Stroganov, Sergei Grigorevich

Stroganov, Sergei Grigor’evich

 

Born Nov. 8 (19), 1794; died Mar. 28 (Apr. 9), 1882, in St. Petersburg. Russian state and military figure. Count.

Stroganov was one of Russia’s major landowners, with 1.5 million desiatinas of land (1 desiatina = 2.7 acres) and more than 90,000 serfs. He fought in the Patriotic War of 1812 and in foreign campaigns in 1813 and 1814, as well as in the Russo-Turkish War of 1828–29 and the Crimean War (1853–56). Between 1826 and 1847, Stroganov was instrumental in changing the system of secondary and higher education in Russia to conform to narrowly class-oriented, reactionary principles. In 1856 he became a member of the State Council, and in 1859 and 1860 he was governor-general of Moscow. During the period preceding the abolition of serfdom, Stroganov sided with the conservative landowning opposition.
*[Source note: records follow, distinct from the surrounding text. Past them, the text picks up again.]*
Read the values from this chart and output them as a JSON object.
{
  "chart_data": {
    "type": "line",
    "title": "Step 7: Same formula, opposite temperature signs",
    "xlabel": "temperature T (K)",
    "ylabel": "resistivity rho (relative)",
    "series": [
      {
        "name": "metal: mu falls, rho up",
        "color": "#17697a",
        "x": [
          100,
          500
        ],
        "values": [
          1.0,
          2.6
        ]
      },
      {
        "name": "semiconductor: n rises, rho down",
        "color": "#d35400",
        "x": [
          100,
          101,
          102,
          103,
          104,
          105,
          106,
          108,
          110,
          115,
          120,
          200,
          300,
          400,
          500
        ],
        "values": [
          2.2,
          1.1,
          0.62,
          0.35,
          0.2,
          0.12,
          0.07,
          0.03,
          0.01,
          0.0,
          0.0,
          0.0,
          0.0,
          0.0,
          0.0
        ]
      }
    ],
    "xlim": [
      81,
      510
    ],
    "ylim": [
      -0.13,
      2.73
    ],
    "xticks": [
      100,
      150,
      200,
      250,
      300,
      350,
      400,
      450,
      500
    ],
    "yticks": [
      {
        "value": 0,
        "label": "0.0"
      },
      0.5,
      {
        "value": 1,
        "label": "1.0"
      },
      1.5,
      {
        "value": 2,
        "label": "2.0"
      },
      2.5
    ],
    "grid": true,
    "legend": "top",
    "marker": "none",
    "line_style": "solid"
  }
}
In the 1860’s and 1870’s he supported the reactionary reforms of D. A. Tolstoi in the field of public education.

Stroganov was a well-known patron of the arts, collector, and archaeologist. In 1825 he founded a free art school, the Stroganov School. Between 1837 and 1874 he was chairman of the Moscow Society of History and Russian Antiquities. He founded the Archaeological Commission in 1859 and was its president for life.